2014 has been Scotland’s year of big events, not just the Commonwealth Games and the Ryder Cup but a host of other events across the country linked with the year of Homecoming. In logistics and transport everybody working in the industry has needed to learn new things. Many of us are now asking how to capture the spirit of better planning, customer service, efficiency and joint working from the events within day to day services. At Loop Connections our apps in Argyll, Glasgow and West Lothian helped to manage travel by encouraging customers to purchase smart travel tickets for parking, bus and rail enabling transport providers to prepare for the demand.
Derek Halden Director of Loop Connections writing in the Scotsman newspaper highlighted that:
“The packages of measures put in place for events could, if adopted permanently, improve safety, bring environmental benefits, save people money, and improve business productivity. A recent report by Transport for London shows that two years after the Olympic Games there has been a travel legacy with one in ten of Londoners travelling differently as a result of the changes they tried at the time of the Games. Could the same happen in Glasgow as a legacy of the Commonwealth Games?

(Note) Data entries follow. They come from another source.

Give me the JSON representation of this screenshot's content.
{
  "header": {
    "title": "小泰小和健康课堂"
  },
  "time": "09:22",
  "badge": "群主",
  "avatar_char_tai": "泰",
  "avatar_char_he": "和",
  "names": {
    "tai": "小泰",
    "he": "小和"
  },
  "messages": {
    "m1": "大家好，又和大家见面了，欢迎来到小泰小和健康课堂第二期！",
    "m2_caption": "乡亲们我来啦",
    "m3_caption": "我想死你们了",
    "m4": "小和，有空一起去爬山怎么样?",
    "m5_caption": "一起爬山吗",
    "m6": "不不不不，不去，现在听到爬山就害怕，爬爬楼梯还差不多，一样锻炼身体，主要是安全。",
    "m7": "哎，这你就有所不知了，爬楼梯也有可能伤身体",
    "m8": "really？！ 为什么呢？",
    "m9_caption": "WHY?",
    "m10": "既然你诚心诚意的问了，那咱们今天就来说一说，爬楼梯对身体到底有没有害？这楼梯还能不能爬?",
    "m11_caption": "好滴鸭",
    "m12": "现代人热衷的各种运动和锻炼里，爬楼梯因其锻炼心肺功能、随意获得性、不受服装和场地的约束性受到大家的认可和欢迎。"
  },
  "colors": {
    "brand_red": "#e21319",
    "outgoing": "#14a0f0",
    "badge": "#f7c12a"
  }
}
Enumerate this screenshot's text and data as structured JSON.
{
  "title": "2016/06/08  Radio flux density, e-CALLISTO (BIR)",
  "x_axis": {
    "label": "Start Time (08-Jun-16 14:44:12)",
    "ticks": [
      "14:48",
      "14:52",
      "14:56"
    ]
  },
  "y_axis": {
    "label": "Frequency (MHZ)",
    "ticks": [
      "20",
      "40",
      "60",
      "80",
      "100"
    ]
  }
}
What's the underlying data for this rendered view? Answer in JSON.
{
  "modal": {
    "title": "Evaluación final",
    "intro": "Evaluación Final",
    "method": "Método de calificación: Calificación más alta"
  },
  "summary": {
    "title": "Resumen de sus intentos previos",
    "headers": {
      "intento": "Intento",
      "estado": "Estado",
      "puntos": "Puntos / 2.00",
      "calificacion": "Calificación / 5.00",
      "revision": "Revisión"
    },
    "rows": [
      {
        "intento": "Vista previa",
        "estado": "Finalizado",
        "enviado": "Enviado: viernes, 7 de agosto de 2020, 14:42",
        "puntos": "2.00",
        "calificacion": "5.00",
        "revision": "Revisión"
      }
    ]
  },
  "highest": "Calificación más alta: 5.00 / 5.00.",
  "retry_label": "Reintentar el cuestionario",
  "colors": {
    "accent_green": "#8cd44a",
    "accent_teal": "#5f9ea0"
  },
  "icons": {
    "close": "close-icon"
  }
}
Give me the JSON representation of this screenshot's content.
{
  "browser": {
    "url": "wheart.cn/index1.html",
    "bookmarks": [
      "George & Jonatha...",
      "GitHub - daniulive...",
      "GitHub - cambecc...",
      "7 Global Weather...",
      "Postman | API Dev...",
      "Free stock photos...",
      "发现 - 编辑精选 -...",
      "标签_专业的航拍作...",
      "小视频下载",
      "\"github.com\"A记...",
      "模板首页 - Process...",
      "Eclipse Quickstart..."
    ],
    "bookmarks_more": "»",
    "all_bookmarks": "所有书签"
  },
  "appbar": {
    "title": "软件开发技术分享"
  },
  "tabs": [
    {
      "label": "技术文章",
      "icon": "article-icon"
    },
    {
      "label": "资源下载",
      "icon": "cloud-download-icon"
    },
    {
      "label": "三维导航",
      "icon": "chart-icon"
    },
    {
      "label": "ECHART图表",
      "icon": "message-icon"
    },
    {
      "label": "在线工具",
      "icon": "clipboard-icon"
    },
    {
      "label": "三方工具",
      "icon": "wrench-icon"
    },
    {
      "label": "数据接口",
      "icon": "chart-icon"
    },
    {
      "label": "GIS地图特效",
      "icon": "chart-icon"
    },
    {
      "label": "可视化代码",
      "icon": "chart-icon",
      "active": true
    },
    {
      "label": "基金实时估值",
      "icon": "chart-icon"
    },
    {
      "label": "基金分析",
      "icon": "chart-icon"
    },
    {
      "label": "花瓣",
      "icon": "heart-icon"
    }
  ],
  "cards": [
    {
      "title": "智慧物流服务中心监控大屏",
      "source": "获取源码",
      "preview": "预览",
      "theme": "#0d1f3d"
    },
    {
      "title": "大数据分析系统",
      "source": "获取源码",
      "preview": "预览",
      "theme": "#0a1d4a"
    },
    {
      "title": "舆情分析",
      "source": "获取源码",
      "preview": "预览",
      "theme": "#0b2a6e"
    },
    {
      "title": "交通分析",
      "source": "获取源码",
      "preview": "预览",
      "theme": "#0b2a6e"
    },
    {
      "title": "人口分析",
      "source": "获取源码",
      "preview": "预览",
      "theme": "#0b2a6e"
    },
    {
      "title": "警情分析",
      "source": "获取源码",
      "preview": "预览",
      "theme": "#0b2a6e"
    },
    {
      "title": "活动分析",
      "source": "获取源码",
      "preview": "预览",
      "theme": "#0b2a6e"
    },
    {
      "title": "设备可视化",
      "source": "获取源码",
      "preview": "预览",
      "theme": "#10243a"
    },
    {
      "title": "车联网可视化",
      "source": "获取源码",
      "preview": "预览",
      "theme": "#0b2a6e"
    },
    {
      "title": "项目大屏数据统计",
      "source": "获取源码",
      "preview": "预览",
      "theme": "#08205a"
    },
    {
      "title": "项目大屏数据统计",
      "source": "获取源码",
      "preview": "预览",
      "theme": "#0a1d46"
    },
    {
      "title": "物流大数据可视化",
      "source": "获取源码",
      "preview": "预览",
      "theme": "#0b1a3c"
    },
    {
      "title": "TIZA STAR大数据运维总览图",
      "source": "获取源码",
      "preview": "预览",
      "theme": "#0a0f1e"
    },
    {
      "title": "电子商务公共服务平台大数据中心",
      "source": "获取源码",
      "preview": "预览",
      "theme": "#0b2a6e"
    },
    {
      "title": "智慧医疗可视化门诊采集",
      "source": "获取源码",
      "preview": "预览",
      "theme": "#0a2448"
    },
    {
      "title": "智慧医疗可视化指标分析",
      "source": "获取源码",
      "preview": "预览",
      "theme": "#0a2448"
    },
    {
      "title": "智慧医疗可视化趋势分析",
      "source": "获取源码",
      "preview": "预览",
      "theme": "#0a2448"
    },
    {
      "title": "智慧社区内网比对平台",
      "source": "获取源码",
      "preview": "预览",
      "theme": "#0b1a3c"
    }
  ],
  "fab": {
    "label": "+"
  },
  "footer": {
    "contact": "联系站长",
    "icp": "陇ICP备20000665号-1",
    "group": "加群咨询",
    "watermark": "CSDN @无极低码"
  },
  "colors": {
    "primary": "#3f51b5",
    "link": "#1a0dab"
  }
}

Events prompt people and businesses to: reduce the amount of travel by doing thinks like working from home, retime trips to avoid busy periods, re-route travel to avoid busy places, and change the type of transport they use to make better use of the available capacity. All of these changes are what is described in the industry as ‘smart travel’ options. Could the smarter choice become everyday behaviour as a result of big events?
The most important point about smart travel is that people and businesses just want the best transport option. It is still too common for transport promotions to concentrate on particular ways of travelling, when smart travel is actually about putting people first. Focusing on events means that people trust the promotion more than for business as usual marketing. A broader view is taken of the whole transport system when thinking about getting people and freight to events.
Freight operators have worked together consolidate loads from different companies on fewer vehicles, and have taken opportunities to make deliveries at times of day when there is less congestion. These changes become essential for events, but once the smarter joint working arrangements are designed then these better planned deliveries can continue on other days. Sometimes just knowing who to talk to in another organisation or company is a bigger barrier to joint working than anything else. Partnership agreements negotiated for events on sensitive issues such as night time deliveries can be relatively easily extended and amended to cover other periods.
Events help people to become better informed about the travel options. If are prompted by an event to find out how to get better access to travel information, but then continue accessing this better information when deciding how to travel then they may travel smarter on a regular basis. Underpinning the success of travel for Scotland’s big events like the Commonwealth Games was much improved levels of communications between local authorities, operators, customers and employees compared with business as usual. This is particularly important as things often go wrong during one off events. It is not always possible to predict everything, but being able to work together enables the industry to avoid dramas becoming crises.
Each day over 14 million trips are made by people in Scotland and over 0.5 million tonnes of freight are moved. A daily travel choice is an opportunity to make improvements. Transport serves constantly changing patterns of activity. Some companies grow and others decline. New buildings are completed and old ones demolished. Travel patterns are very dynamic but transport provision can often take longer to catch up. The biggest travel event of 2014 is keeping Scottish transport running smoothly every day.
Increasing numbers of operators benchmark their operations against their competitors through benchmarking clubs. Public authorities are also adopting improved approaches to partnership working and staff training. Putting professionalism at the heart of logistics and transport delivery is the best way to ensure that mistakes from the past are not repeated and that new ways of making improvements are fully exploited.
When providing excellent customer service, whatever choice the customer has made, there must be support to reflect on what works and to make improvements. Everyone’s perceptions of success are different. Two years after the Olympic Games in London, Transport for London surveys show that people do not think they changed their behaviour permanently because of the Olympics. The statistics show that something did change with London’s big event, so the success is making the change normal, rather than associating it with something in the past. Like London, Scotland’s year of big events has been helping people and businesses to make new choices. To make this smart travel normal into the future people’s belief that logistics and transport have got better must be fulfilled by high customer services standards every day.”